9. 1 This very contention was raised before the learned single Judge also, and in our considered opinion, it was rightly rejected by the learned single Judge by giving cogent reasons lor it in Paragraphs 15 and 16 if the judgment. We fully agree with the reasonings assigned by the learned single Judge. When a document has no bearing on the charge or if it not relied on by the Inquiry officer to prove the charge, then non-supplying of such documents would not cause any prejudice to the delinquent officer. At the cost of repetition, we may say that, in the instant case, the charge was of a very serious nature and from the material placed before the Inquiry Officer the only conclusion possible was that he was guilty and that he had indulged in corrupt practice by changing his previous order of summonses into warrants on the next day for extraneous consideration. 9. 2 Once such a serious charge is found to be proved against the delinquent officer, then in our considered opinion, except penalty of termination, no other penalty could have been imposed.
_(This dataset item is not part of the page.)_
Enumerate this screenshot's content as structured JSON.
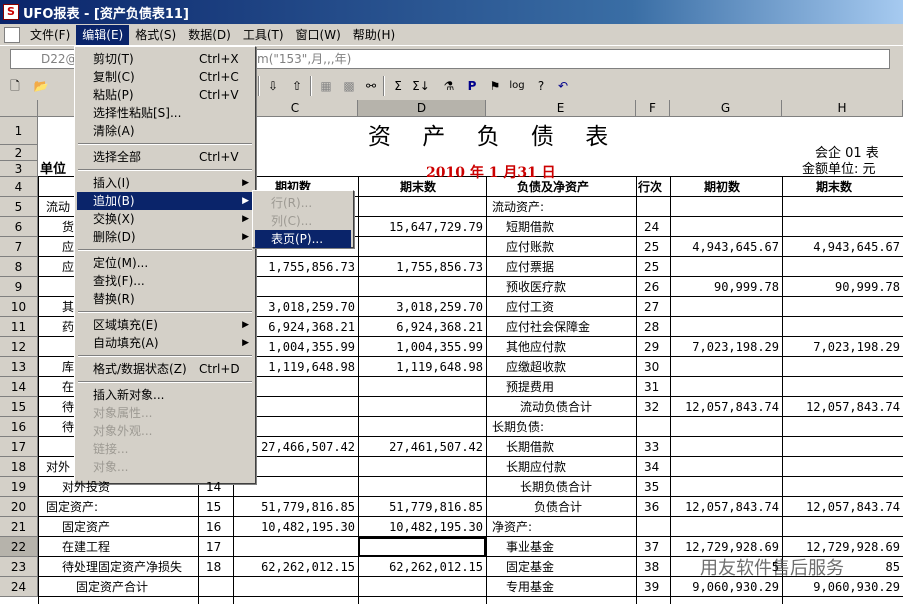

Merely because he has put on 25 years of service is no ground to interfere. One dirty fish is sufficient to spoil the pond. If lesser punishment was imposed, then it would be a mockery of justice. ( 10 ) UNDER the circumstances, it cannot be said that the penalty of dismissal from service was not commensurate with the guilt which was found to be proved against the delinquent officer. When such a serious charge of corruption is found to be proved against the delinquent officer, then all other factors including long- standing service of 25 years is outweighed. ( 11 ) EXCEPT the aforesaid contentions, no other contentions were raised. ( 12 ) WE have carefully gone through the judgment and order passed by the learned single Judge dismissing the writ petition, and we are in complete agreement with the same. ( 13 ) IN view of the above discussion, this appeal fails and is hereby dismissed, however, there shall be no orders as to costs. Appeal dismissed.